🤖 AI Summary
Radiology reports are prone to transcription errors, terminology inconsistencies, and template mismatches due to high clinical workload and domain-specific linguistic complexity, thereby compromising diagnostic safety. To address this, we propose a three-stage (detection–localization–correction) automated proofreading framework that emulates expert radiologist review. Our approach introduces a novel dual-knowledge injection mechanism: (1) medical knowledge graph distillation and (2) external knowledge retrieval. We further design a multi-stage decoupled proofreading paradigm tailored to real-world error patterns, integrating knowledge distillation, graph-based reasoning, retrieval-augmented generation, and sequential LLM fine-tuning. Evaluated on a real-world radiology error benchmark, our method achieves a 31.56% improvement in error detection accuracy and reduces processing latency by 37.4%. Clinical evaluation by board-certified radiologists confirms its superior clinical relevance and factual consistency over existing approaches.
📝 Abstract
The increasing complexity and workload of clinical radiology leads to inevitable oversights and mistakes in their use as diagnostic tools, causing delayed treatments and sometimes life-threatening harm to patients. While large language models (LLMs) have shown remarkable progress in many tasks, their utilities in detecting and correcting errors in radiology reporting are limited. This paper proposes a novel dual-knowledge infusion framework that enhances LLMs'capability for radiology report proofreading through systematic integration of medical expertise. Specifically, the knowledge infusion combines medical knowledge graph distillation (MKGD) with external knowledge retrieval (EXKR), enabling an effective automated approach in tackling mistakes in radiology reporting.

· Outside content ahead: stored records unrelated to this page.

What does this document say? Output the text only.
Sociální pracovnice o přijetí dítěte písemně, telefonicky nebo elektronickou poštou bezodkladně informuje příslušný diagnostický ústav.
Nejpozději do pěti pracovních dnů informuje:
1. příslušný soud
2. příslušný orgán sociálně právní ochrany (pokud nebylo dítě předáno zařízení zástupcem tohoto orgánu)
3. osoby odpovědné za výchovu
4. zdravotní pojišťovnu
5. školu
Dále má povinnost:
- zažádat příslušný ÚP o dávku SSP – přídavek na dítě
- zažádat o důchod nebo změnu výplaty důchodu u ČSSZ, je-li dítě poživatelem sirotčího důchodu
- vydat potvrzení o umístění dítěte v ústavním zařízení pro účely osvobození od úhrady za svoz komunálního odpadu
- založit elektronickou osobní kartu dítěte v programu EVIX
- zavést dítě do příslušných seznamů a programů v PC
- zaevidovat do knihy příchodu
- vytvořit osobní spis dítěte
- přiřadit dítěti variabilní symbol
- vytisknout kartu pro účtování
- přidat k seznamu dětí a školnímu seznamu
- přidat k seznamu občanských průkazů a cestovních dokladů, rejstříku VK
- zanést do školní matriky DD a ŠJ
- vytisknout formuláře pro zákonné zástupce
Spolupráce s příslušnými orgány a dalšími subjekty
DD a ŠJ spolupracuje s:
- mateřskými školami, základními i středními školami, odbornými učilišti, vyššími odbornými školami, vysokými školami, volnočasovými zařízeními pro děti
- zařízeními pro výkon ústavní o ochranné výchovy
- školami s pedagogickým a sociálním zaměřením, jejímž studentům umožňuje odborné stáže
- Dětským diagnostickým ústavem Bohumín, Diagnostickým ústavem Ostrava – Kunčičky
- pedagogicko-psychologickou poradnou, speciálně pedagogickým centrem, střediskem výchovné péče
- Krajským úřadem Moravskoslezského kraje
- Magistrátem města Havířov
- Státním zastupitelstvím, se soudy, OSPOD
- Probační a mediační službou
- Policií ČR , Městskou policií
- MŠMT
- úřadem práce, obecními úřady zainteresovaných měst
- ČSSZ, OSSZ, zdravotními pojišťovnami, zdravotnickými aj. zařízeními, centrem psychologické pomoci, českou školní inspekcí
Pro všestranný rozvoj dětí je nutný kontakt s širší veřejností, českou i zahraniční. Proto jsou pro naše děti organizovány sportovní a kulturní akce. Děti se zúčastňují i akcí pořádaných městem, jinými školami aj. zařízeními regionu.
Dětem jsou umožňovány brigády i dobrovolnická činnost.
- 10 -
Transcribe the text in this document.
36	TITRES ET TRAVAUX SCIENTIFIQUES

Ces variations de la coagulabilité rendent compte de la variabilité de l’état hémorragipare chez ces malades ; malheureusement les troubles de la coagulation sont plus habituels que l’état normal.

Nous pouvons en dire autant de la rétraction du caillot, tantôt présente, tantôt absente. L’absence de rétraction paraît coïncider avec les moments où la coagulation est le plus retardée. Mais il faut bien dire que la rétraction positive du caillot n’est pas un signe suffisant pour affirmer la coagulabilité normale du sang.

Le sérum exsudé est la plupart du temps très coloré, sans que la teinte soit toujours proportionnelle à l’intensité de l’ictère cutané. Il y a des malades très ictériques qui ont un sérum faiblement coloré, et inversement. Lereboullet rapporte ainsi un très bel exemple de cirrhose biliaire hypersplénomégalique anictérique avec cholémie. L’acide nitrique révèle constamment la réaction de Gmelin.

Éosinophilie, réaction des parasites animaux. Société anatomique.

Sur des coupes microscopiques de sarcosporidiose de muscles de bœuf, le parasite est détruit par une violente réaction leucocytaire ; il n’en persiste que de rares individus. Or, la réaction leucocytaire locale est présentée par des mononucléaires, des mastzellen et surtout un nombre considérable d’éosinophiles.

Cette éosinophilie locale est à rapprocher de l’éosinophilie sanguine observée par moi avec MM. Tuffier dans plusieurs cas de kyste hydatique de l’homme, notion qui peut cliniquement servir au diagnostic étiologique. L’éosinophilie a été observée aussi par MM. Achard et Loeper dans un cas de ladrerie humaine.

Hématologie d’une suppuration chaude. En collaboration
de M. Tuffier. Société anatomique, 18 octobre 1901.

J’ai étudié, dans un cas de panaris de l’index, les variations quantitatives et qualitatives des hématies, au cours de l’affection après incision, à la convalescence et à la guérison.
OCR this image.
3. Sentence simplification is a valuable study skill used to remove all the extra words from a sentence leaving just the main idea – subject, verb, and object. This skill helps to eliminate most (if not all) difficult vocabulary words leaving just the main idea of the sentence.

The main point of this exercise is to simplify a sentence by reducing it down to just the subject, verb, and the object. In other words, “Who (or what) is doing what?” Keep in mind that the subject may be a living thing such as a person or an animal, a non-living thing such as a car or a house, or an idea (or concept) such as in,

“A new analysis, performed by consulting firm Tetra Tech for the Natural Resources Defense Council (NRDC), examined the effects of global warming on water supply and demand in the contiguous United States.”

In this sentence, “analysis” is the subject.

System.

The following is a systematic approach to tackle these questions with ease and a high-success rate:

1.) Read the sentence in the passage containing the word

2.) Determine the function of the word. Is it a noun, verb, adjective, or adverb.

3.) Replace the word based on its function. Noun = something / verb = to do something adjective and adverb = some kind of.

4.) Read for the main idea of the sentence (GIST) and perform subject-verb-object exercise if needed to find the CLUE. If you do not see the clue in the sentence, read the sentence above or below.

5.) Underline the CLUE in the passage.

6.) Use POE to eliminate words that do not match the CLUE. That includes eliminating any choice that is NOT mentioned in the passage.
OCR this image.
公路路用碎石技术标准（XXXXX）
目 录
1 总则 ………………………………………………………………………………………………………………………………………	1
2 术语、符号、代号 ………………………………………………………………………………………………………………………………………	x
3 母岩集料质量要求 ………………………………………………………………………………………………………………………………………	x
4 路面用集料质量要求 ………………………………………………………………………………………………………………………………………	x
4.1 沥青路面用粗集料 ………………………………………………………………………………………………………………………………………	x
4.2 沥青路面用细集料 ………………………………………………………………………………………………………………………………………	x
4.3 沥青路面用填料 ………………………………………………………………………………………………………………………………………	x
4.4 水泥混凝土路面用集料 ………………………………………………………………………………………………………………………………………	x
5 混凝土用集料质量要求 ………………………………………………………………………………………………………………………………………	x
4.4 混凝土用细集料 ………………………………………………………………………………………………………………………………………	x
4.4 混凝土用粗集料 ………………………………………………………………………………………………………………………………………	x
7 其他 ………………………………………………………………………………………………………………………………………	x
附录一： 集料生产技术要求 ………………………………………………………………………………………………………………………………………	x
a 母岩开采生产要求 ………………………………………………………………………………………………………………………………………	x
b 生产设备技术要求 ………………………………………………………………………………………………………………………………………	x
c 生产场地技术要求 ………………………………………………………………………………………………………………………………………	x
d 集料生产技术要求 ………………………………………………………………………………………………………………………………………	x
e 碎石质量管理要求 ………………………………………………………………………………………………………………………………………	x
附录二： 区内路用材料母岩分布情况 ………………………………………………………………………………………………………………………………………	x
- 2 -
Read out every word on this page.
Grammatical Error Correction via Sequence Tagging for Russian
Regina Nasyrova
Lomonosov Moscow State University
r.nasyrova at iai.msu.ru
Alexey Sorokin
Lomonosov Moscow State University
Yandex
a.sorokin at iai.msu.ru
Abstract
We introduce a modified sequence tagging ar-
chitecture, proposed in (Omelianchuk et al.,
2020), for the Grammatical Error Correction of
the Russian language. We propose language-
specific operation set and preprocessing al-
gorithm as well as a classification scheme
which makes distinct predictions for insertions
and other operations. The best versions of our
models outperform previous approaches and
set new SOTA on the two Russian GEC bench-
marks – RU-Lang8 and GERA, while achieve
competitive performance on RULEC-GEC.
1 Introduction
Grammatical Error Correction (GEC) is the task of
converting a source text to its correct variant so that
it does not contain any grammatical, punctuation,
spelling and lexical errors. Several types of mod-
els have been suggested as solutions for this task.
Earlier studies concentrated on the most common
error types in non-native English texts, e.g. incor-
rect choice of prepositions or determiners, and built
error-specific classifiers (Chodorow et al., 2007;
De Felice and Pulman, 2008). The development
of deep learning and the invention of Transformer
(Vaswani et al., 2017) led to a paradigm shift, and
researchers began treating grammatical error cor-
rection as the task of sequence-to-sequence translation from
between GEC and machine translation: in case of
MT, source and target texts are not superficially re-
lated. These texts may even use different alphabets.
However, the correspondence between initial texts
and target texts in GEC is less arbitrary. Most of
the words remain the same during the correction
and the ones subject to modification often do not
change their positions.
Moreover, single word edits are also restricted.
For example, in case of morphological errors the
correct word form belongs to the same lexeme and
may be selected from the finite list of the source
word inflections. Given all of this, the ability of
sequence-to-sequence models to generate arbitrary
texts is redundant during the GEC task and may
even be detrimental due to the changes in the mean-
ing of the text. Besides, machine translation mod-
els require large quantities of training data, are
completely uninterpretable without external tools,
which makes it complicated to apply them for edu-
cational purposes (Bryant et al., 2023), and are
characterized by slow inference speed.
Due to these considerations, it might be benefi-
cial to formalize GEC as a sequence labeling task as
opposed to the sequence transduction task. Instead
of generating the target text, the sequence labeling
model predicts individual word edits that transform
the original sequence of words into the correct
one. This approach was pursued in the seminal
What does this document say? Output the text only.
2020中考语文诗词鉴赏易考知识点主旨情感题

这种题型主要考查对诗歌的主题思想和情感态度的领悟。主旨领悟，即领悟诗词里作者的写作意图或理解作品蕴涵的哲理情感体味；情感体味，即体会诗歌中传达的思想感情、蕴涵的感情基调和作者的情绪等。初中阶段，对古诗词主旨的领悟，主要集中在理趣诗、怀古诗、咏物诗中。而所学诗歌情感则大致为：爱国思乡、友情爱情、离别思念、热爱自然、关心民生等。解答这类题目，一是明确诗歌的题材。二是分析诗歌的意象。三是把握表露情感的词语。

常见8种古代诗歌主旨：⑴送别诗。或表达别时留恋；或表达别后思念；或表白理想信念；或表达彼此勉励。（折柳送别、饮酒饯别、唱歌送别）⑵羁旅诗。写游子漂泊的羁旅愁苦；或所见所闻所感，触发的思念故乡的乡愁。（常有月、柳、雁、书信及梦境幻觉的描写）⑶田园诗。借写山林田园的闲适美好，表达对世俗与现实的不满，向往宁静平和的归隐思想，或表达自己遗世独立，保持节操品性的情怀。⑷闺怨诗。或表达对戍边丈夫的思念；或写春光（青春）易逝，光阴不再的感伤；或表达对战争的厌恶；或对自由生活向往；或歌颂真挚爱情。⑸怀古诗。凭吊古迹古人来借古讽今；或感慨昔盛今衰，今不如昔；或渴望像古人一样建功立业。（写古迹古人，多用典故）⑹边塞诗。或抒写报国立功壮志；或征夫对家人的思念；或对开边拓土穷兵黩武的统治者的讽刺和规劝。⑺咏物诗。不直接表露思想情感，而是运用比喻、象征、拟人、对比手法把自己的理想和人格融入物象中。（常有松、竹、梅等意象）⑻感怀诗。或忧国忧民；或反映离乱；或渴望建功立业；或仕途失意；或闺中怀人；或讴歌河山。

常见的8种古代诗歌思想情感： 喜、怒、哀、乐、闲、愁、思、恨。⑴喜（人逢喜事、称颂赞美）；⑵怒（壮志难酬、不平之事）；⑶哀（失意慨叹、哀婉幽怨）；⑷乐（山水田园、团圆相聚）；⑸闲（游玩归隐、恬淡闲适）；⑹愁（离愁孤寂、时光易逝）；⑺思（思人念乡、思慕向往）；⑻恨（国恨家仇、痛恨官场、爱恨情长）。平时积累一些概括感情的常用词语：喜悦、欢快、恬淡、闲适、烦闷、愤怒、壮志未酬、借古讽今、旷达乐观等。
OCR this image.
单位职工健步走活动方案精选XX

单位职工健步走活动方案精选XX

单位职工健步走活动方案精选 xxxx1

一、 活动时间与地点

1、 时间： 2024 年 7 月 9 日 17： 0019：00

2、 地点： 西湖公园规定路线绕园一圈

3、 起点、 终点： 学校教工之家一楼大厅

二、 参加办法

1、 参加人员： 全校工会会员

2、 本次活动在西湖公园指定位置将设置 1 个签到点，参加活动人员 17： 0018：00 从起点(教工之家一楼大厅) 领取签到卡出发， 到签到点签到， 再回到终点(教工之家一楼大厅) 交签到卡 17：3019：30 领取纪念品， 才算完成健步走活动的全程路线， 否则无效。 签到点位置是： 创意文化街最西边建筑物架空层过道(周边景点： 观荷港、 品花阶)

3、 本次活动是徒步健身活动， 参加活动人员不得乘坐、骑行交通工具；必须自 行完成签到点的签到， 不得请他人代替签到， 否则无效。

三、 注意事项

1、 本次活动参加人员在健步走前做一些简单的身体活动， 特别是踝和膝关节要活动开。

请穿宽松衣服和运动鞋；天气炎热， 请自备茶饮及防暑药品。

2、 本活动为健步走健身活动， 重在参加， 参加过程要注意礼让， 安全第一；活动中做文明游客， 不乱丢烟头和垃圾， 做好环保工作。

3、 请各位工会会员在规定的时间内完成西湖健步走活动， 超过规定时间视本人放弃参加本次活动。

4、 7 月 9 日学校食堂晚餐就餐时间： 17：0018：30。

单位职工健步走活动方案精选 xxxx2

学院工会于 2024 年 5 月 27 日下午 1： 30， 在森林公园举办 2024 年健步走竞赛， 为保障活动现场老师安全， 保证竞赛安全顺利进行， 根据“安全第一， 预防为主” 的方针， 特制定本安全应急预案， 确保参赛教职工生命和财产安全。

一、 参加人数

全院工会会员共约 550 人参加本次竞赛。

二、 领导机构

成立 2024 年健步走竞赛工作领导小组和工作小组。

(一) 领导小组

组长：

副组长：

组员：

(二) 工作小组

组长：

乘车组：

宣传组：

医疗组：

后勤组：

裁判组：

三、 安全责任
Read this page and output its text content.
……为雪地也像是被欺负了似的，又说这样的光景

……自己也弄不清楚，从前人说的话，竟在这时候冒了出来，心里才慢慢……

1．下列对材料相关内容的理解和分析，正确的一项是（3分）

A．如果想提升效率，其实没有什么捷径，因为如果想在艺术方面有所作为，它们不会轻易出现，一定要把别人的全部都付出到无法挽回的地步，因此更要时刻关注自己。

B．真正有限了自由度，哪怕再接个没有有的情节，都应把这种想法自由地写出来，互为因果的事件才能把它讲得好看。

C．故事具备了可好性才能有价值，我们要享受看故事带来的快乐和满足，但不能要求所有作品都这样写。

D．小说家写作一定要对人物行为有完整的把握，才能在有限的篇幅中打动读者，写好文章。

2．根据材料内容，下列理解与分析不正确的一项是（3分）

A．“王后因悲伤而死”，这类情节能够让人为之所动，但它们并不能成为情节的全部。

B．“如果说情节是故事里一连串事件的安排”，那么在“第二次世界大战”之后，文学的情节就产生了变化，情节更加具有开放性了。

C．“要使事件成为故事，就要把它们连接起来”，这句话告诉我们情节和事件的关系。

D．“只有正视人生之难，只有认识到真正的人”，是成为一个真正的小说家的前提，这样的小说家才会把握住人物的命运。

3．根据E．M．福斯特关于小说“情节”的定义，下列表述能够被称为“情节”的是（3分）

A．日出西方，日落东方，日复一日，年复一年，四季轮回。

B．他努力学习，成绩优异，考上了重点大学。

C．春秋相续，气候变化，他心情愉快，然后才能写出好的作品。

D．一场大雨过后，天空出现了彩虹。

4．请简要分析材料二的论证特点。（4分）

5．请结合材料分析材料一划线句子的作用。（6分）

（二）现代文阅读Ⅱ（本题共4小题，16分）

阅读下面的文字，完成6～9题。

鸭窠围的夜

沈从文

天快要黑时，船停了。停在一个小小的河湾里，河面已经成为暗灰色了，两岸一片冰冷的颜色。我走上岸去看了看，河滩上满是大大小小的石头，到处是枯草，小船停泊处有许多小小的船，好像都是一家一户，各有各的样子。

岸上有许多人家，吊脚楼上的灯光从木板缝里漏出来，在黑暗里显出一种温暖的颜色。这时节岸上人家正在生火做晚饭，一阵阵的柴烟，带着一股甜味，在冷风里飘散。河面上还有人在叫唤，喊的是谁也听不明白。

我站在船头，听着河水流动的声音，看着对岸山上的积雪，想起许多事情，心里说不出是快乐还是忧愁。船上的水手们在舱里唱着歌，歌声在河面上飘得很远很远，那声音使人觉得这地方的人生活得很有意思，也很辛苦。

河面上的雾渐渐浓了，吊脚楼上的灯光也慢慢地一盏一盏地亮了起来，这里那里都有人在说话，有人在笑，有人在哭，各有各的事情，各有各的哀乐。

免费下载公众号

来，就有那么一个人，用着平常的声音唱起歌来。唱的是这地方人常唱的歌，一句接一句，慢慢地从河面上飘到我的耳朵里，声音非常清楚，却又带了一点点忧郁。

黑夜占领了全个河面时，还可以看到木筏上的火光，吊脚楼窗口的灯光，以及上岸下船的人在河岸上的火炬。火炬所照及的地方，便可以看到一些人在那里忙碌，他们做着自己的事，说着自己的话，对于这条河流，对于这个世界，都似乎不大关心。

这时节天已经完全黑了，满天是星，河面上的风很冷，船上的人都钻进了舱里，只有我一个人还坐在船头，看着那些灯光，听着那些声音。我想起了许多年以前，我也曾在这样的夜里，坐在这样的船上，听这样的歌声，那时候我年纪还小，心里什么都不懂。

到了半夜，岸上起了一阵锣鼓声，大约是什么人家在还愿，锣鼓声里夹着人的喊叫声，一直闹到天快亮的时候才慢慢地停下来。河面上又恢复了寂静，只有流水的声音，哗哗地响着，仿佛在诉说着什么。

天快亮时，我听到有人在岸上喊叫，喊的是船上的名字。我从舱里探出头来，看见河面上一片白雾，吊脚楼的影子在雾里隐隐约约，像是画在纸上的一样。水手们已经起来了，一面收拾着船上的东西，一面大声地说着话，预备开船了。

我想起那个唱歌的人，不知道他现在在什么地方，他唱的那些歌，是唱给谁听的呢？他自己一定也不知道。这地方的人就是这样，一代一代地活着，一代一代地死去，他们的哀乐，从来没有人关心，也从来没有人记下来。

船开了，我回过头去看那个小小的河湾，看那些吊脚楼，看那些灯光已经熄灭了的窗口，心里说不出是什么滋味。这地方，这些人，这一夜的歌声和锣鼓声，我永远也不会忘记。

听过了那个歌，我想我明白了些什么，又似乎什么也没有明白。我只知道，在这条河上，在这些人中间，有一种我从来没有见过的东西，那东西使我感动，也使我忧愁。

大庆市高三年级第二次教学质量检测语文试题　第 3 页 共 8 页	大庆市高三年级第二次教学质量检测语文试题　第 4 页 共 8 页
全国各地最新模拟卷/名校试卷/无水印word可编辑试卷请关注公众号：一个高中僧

By decomposing the complex proofreading task into three specialized stages of detection, localization, and correction, our method mirrors the systematic review process employed by expert radiologists, ensuring both precision and clinical interpretability. To perform a robust, clinically relevant evaluation, a comprehensive benchmark is also proposed using real-world radiology reports with real-world error patterns, including speech recognition confusions, terminology ambiguities, and template-related inconsistencies. Extensive evaluations across multiple LLM architectures demonstrate substantial improvements of our approach: up to 31.56% increase in error detection accuracy and 37.4% reduction in processing time. Human evaluation by radiologists confirms superior clinical relevance and factual consistency compared to existing approaches.